VW cheated on emissions tests of its “clean diesels”

Not as “clean” as claimed.

The relatively unknown non-profit International Council on Clean Transportation (ICCT) was actually trying to prove that diesel vehicles could be clean, but didn’t realise that it would uncover what is revealing itself to be the next great scandal in the automotive industry. When the ICCT tested the diesel variants of Volkswagen’s Passat and Jetta, and the BMW X5 in Europe, they found that the results from the road and lab tests didn’t make sense.

It then decided to replicate the tests in the US, where they borrowed equipment from West Viginia University – a portable emissions testing equipment which had a probe that could be inserted into the exhaust pipe to measure on-the-road driving emissions. At the same time, the California Air Resources Board (CARB) tested the vehicles in the lab. The vehicles passed the lab tests, but the real-world numbers were shocking. The BMW X5 passed the road test, but the VW Jetta exceeded the nitrogen oxide (NO) emissions standard by 15–35 times while the VW Passat spewed out 5–20 times the standard.

Bloomberg reported that CARB and the US Environmental Protection Agency (EPA) then started investigations into the issue; this was back in May 2014. VW claimed that it had identified the problem and began recalling nearly half a million vehicles in the US to install a software patch. But further tests by CARB found that the vehicles’ emissions numbers were still in violation of the standard. The findings were shared with VW and EPA in July.

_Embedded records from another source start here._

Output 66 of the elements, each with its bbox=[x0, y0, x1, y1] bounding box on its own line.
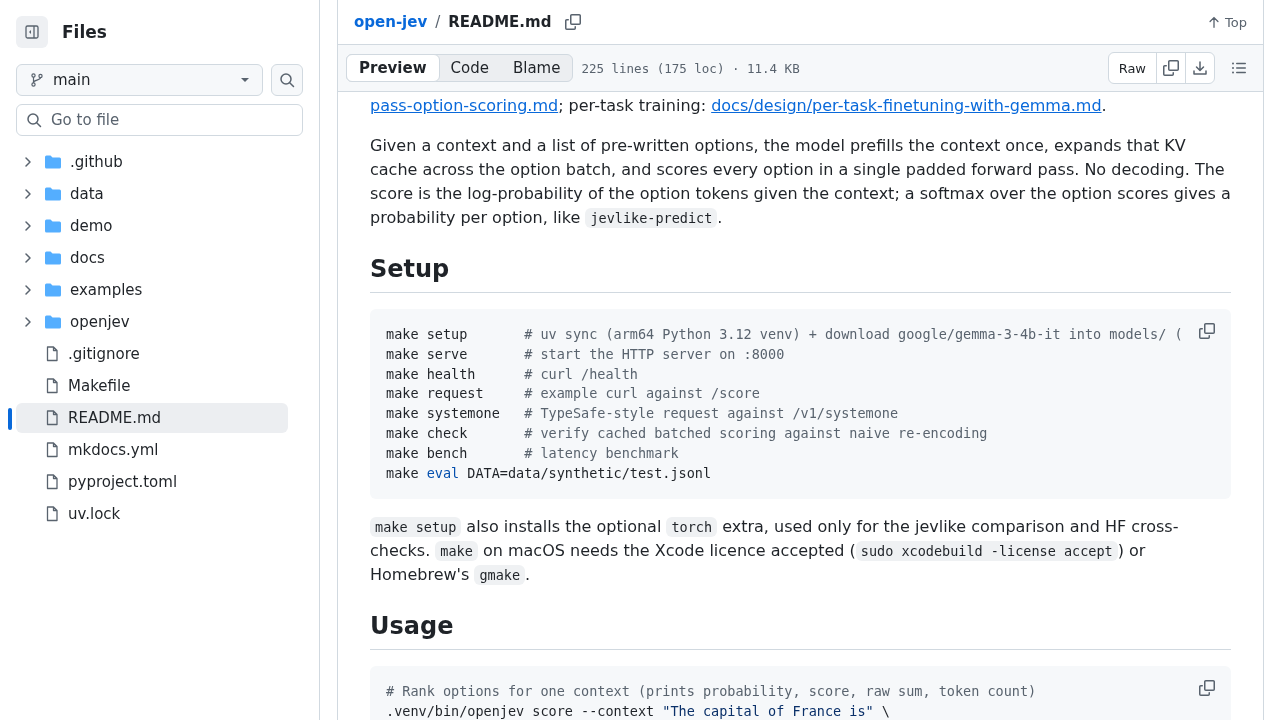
selection-bar bbox=[8, 408, 12, 430]
file-icon bbox=[44, 442, 60, 458]
collapse-sidebar-button[interactable] bbox=[16, 16, 48, 48]
search-button[interactable] bbox=[271, 64, 303, 96]
view-tab[interactable]: Blame bbox=[500, 55, 573, 81]
file-tree-item[interactable]: docs bbox=[16, 243, 288, 273]
code-line: # Rank options for one context (prints probability, score, raw sum, token count) bbox=[386, 682, 1037, 702]
code-line: make eval DATA=data/synthetic/test.jsonl bbox=[386, 463, 712, 483]
folder-icon bbox=[44, 282, 62, 298]
copy-icon[interactable] bbox=[1199, 680, 1215, 697]
file-search-field[interactable]: Go to file bbox=[16, 104, 303, 136]
file-icon bbox=[44, 346, 60, 362]
paragraph: make setup also installs the optional torch extra, used only for the jevlike comparison and HF cross-checks. make on macOS needs the Xcode licence accepted ( sudo xcodebuild -license accept ) or Homebrew's gmake . bbox=[370, 516, 1180, 588]
folder-icon bbox=[44, 186, 62, 202]
file-tree-item[interactable]: pyproject.toml bbox=[16, 467, 288, 497]
arrow-up-icon[interactable] bbox=[1207, 15, 1222, 29]
repo-link[interactable]: open-jev bbox=[354, 13, 428, 31]
folder-icon bbox=[44, 218, 62, 234]
code-line: make bench # latency benchmark bbox=[386, 443, 679, 463]
copy-icon[interactable] bbox=[1199, 323, 1215, 339]
branch-icon bbox=[29, 72, 45, 88]
list-icon[interactable] bbox=[1231, 60, 1247, 76]
view-tab[interactable]: Code bbox=[438, 55, 501, 81]
path-separator: / bbox=[435, 13, 441, 31]
sidebar-panel-icon[interactable] bbox=[24, 24, 40, 40]
caret-icon[interactable] bbox=[240, 77, 250, 83]
link[interactable]: pass-option-scoring.md bbox=[370, 96, 559, 115]
file-icon bbox=[44, 506, 60, 522]
file-tree-item[interactable]: openjev bbox=[16, 307, 288, 337]
file-tree-item[interactable]: uv.lock bbox=[16, 499, 288, 529]
file-tree-item[interactable]: demo bbox=[16, 211, 288, 241]
copy-icon[interactable] bbox=[1163, 60, 1179, 76]
file-icon bbox=[44, 474, 60, 490]
file-tree-item[interactable]: mkdocs.yml bbox=[16, 435, 288, 465]
code-line: make health # curl /health bbox=[386, 364, 638, 384]
paragraph: pass-option-scoring.md; per-task training: docs/design/per-task-finetuning-with-gemma.md. bbox=[370, 95, 1108, 117]
folder-icon bbox=[44, 154, 62, 170]
folder-icon bbox=[44, 314, 62, 330]
code-line: make setup # uv sync (arm64 Python 3.12 venv) + download google/gemma-3-4b-it into models/ ( bbox=[386, 325, 1183, 344]
file-name: README.md bbox=[448, 13, 552, 31]
folder-icon bbox=[44, 250, 62, 266]
search-icon bbox=[26, 112, 42, 128]
file-tree-item[interactable]: Makefile bbox=[16, 371, 288, 401]
link[interactable]: docs/design/per-task-finetuning-with-gemma.md bbox=[711, 96, 1102, 115]
code-line: make systemone # TypeSafe-style request against /v1/systemone bbox=[386, 404, 899, 424]
code-line: make serve # start the HTTP server on :8000 bbox=[386, 344, 785, 364]
branch-dropdown[interactable]: main bbox=[16, 64, 263, 96]
download-icon[interactable] bbox=[1192, 60, 1208, 76]
top-button[interactable]: Top bbox=[1207, 14, 1247, 30]
file-tree-item[interactable]: .gitignore bbox=[16, 339, 288, 369]
view-tab[interactable]: Preview bbox=[346, 54, 440, 82]
file-icon bbox=[44, 410, 60, 426]
copy-path-icon[interactable] bbox=[565, 14, 582, 30]
section-heading: Setup bbox=[370, 254, 1231, 293]
file-tree-item[interactable]: .github bbox=[16, 147, 288, 177]
file-tree-item[interactable]: data bbox=[16, 179, 288, 209]
code-line: .venv/bin/openjev score --context "The capital of France is" \ bbox=[386, 702, 890, 720]
search-icon[interactable] bbox=[279, 72, 295, 88]
sidebar-title: Files bbox=[62, 22, 107, 42]
paragraph: Given a context and a list of pre-written options, the model prefills the context once, expands that KV cache across the option batch, and scores every option in a single padded forward pass. No decoding. The score is the log-probability of the option tokens given the context; a softmax over the option scores gives a probability per option, like jevlike-predict . bbox=[370, 135, 1231, 230]
section-heading: Usage bbox=[370, 611, 1231, 651]
code-line: make check # verify cached batched scoring against naive re-encoding bbox=[386, 424, 988, 443]
code-line: make request # example curl against /score bbox=[386, 384, 760, 404]
file-icon bbox=[44, 378, 60, 394]
file-info: 225 lines (175 loc) · 11.4 KB bbox=[581, 60, 800, 76]
file-tree-item[interactable]: examples bbox=[16, 275, 288, 305]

Finally, as regulators refused to grant approval for sale of VW’s 2016 models, the cat scratched its way out of the bag. According to the EPA, VW admitted that it had installed a defeat device, a clever software algorithm that detected when the vehicle was being put through its periodic emissions testing, and the car’s full emissions control system would be activated. But during normal driving conditions, the controls were switched off, resulting in the car releasing much more NO than is permitted by law.

Last Friday, the Obama administration directed the German automaker to recall nearly 500,000 cars, which comprises 4-cylinder VW and Audi vehicles – namely, all 2009-2015 models of the VW Jetta, VW Beetle, VW Golf, and Audi A3, and the 2014-2015 models of the VW Passat.

It is not expected that VW will be let off easily – not by the federal government, regulators or consumers – as recent safety violations by automakers have been aggressively pursued and reported in the media. However, final settlement numbers have often fallen short of expectations: GM paid a US$900 million penalty for failing to disclose faulty ignition switch; Toyota paid US$1.2 billion for concealing its cars “unintended acceleration” issue; Hyundai and Kia will be paying a combined US$300 million for overstating fuel economy ratings of their cars. Under the Clear Air Act, VW could be fined as much as US$37,500 for each recalled car, for a total penalty that could reach US$18 billion.

The company’s diesel models make up more than a quarter of sales in the US, and the brand has been struggling in the North American market. This recent scandal will undoubtedly loosen whatever foothold it has been able to make. There are no news yet from China and Europe on what actions they will be taking after this expose, but with the slowdown in the Chinese market and the strict European laws, this recent development bodes nothing good for VW in those markets.